11 parti In corso Ia berdiri sedikit terpisah dari kerumunan, nyaris tak mencolok. Seorang laki-laki, tak jauh lebih tua dari Kanaya, dengan kamera tergantung di leher dan tangan yang bergerak cekatan menyesuaikan fokus lensa. Gerakannya halus, penuh perhitungan, dan entah bagaimana terasa seperti sesuatu yang sangat familiar bagi semesta.
Lalu, tatapan mereka bertemu.
Hanya sedetik, atau bahkan kurang, mata mereka bertemu di tengah riuhnya pidato dan langkah kaki siswa baru. Mata itu gelap, dalam, penuh ketenangan yang anehnya justru mengguncang. Tidak ada senyum basa-basi atau gestur canggung seperti orang yang tertangkap sedang diperhatikan. Ia hanya menatap. Singkat, lalu kembali ke kameranya seolah dunia Kanaya tak pernah bersinggungan dengan dunianya.
Namun, dunia Kanaya berubah.
Jantungnya berdetak tak beraturan, seolah iramanya tak lagi patuh pada hukum yang biasa. Ia menarik napas perlahan, mencoba menstabilkan diri, tapi dadanya terasa seperti sedang memeluk sesuatu yang baru dan belum ia pahami bentuknya.
Tidak mungkin.
Tidak mungkin ia merasakan ini.
Kanaya Ayudya tidak percaya pada cinta pada pandangan pertama. Tidak pernah. Baginya, perasaan bukan sesuatu yang muncul dalam satu kedipan mata. Cinta adalah proses. Adalah pengenalan, pemahaman, percakapan panjang, tawa yang tumbuh, dan momen-momen yang tidak selalu manis. Ia selalu percaya bahwa hati bekerja dengan waktu, bukan kejutan.
Tapi pagi itu, seluruh definisinya retak. Bukan hancur, tapi berubah.

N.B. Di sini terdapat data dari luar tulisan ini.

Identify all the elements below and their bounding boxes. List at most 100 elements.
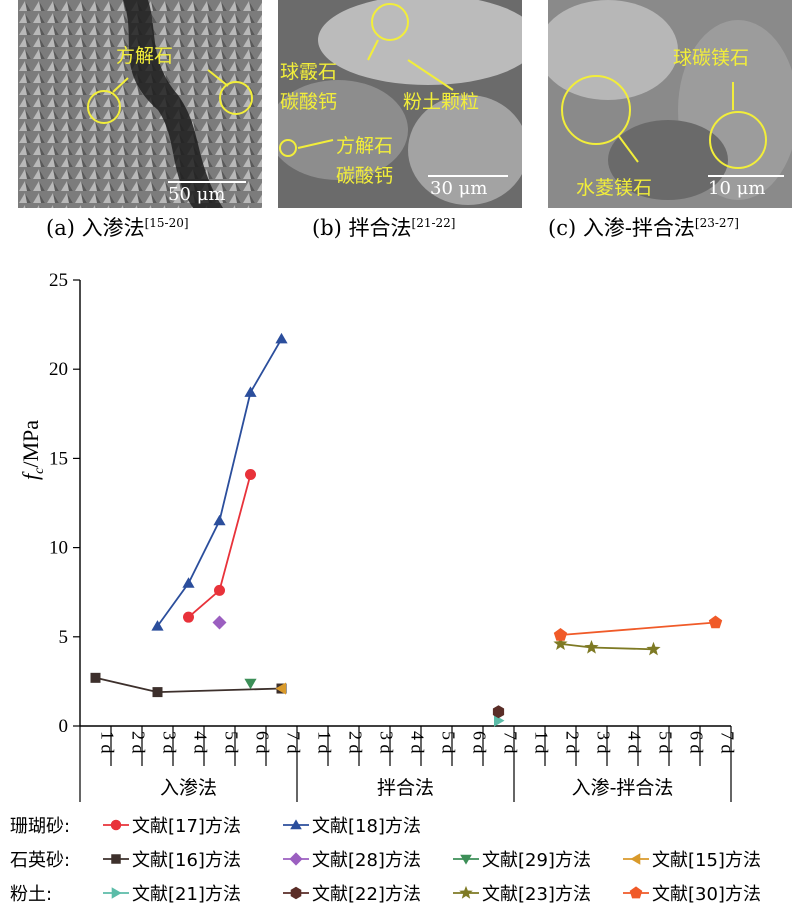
series-line	[156, 338, 283, 627]
caption-a-text: (a) 入渗法	[46, 216, 145, 240]
x-tick-label: 5 d	[656, 731, 676, 754]
x-group-label: 入渗法	[160, 777, 217, 799]
sem-label-c-0: 球碳镁石	[673, 47, 749, 69]
data-point	[245, 468, 256, 480]
legend-swatch	[103, 854, 129, 864]
legend-swatch	[453, 854, 479, 865]
data-point	[492, 705, 505, 719]
caption-c-ref: [23-27]	[694, 216, 739, 230]
series-0	[183, 468, 256, 623]
legend-swatch	[103, 887, 129, 899]
x-tick-label: 1 d	[98, 731, 118, 754]
data-point	[244, 386, 257, 397]
sem-image-a: 方解石 50 μm	[18, 0, 262, 208]
x-tick-label: 3 d	[160, 731, 180, 754]
legend-swatch	[103, 819, 129, 831]
sem-label-c-1: 水菱镁石	[576, 177, 652, 199]
x-tick-label: 1 d	[315, 731, 335, 754]
sem-image-b: 球霰石 碳酸钙 粉土颗粒 方解石 碳酸钙 30 μm	[278, 0, 522, 208]
x-tick-label: 5 d	[439, 731, 459, 754]
sem-micrograph-c: 球碳镁石 水菱镁石 10 μm	[548, 0, 792, 208]
legend-swatch-marker	[290, 886, 302, 900]
legend-label: 文献[30]方法	[652, 884, 761, 905]
y-tick-label: 10	[49, 538, 68, 559]
legend-label: 文献[15]方法	[652, 850, 761, 871]
sem-label-b-0: 球霰石	[280, 61, 337, 83]
x-tick-label: 6 d	[687, 731, 707, 754]
x-tick-label: 4 d	[625, 731, 645, 754]
data-point	[244, 678, 257, 690]
legend-swatch-marker	[111, 887, 122, 899]
legend-category-coral: 珊瑚砂:	[10, 816, 71, 837]
x-tick-label: 2 d	[346, 731, 366, 754]
caption-c: (c) 入渗-拌合法[23-27]	[548, 212, 739, 242]
data-point	[708, 615, 723, 629]
caption-a-ref: [15-20]	[144, 216, 189, 230]
data-point	[494, 714, 505, 727]
chart-legend: 珊瑚砂: 文献[17]方法 文献[18]方法 石英砂: 文献[16]方法 文献[…	[10, 812, 800, 908]
sem-label-b-2: 粉土颗粒	[403, 91, 479, 113]
legend-label: 文献[16]方法	[132, 850, 241, 871]
caption-b: (b) 拌合法[21-22]	[312, 212, 455, 242]
series-5	[275, 682, 286, 695]
x-tick-label: 1 d	[532, 731, 552, 754]
series-4	[244, 678, 257, 690]
chart-series	[90, 332, 723, 727]
legend-swatch-marker	[111, 854, 121, 864]
scale-bar-b: 30 μm	[430, 178, 487, 199]
legend-swatch	[283, 886, 309, 900]
x-tick-label: 6 d	[253, 731, 273, 754]
data-point	[275, 332, 288, 344]
chart-axes: 0 5 10 15 20 25 1 d 2 d 3 d 4 d 5 d 6 d 7 d 入渗法 1 d 2 d…	[49, 270, 738, 802]
sem-label-b-3: 方解石	[336, 135, 393, 157]
legend-label: 文献[17]方法	[132, 816, 241, 837]
y-tick-label: 5	[59, 627, 69, 648]
series-1	[151, 332, 288, 631]
y-tick-label: 15	[49, 448, 68, 469]
sem-label-a-0: 方解石	[116, 45, 173, 67]
x-tick-label: 4 d	[408, 731, 428, 754]
series-8	[553, 636, 661, 656]
data-point	[90, 672, 101, 683]
scale-bar-c: 10 μm	[708, 178, 765, 199]
legend-label: 文献[18]方法	[312, 816, 421, 837]
legend-category-silt: 粉土:	[10, 884, 53, 905]
legend-label: 文献[22]方法	[312, 884, 421, 905]
sem-label-b-1: 碳酸钙	[280, 91, 337, 113]
sem-image-c: 球碳镁石 水菱镁石 10 μm	[548, 0, 792, 208]
data-point	[151, 620, 164, 631]
x-tick-label: 2 d	[563, 731, 583, 754]
series-9	[553, 615, 723, 641]
legend-swatch-marker	[110, 819, 122, 831]
x-tick-label: 4 d	[191, 731, 211, 754]
x-tick-label: 7 d	[284, 731, 304, 754]
data-point	[553, 628, 568, 641]
legend-category-quartz: 石英砂:	[10, 850, 71, 871]
data-point	[152, 687, 163, 698]
sem-micrograph-b: 球霰石 碳酸钙 粉土颗粒 方解石 碳酸钙 30 μm	[278, 0, 522, 208]
series-line	[560, 643, 654, 651]
y-axis-label-main: f	[18, 471, 43, 480]
scale-bar-a: 50 μm	[168, 184, 225, 205]
legend-swatch-marker	[289, 852, 303, 866]
data-point	[646, 641, 661, 656]
legend-label: 文献[29]方法	[482, 850, 591, 871]
caption-b-ref: [21-22]	[411, 216, 456, 230]
y-axis-label-unit: /MPa	[18, 420, 43, 468]
caption-b-text: (b) 拌合法	[312, 216, 412, 240]
caption-c-text: (c) 入渗-拌合法	[548, 216, 695, 240]
y-tick-label: 20	[49, 359, 68, 380]
legend-swatch-marker	[629, 886, 643, 899]
legend-swatch	[623, 886, 649, 899]
data-point	[584, 640, 599, 654]
y-tick-label: 0	[59, 716, 69, 737]
series-2	[90, 672, 287, 698]
x-tick-label: 6 d	[470, 731, 490, 754]
legend-swatch-marker	[290, 819, 302, 830]
x-tick-label: 7 d	[501, 731, 521, 754]
caption-a: (a) 入渗法[15-20]	[46, 212, 189, 242]
data-point	[183, 611, 194, 623]
y-axis-label: fc/MPa	[18, 420, 47, 480]
legend-swatch	[453, 885, 479, 899]
data-point	[553, 636, 568, 650]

Bergeser.
Karena pagi itu, di bawah langit yang masih muda, di antara suara pidato kepala sekolah dan deru angin yang menyapu dedaunan, di antara ratusan siswa yang berdiri dengan seragam putih abu-abu yang masih bersih tanpa noda...
Ia telah jatuh cinta.
Tanpa aba-aba. Tanpa alasan. Tanpa rencana.
Dan pada saat itu, ia sedang memulai kisah yang belum ia duga akan menjadi penting.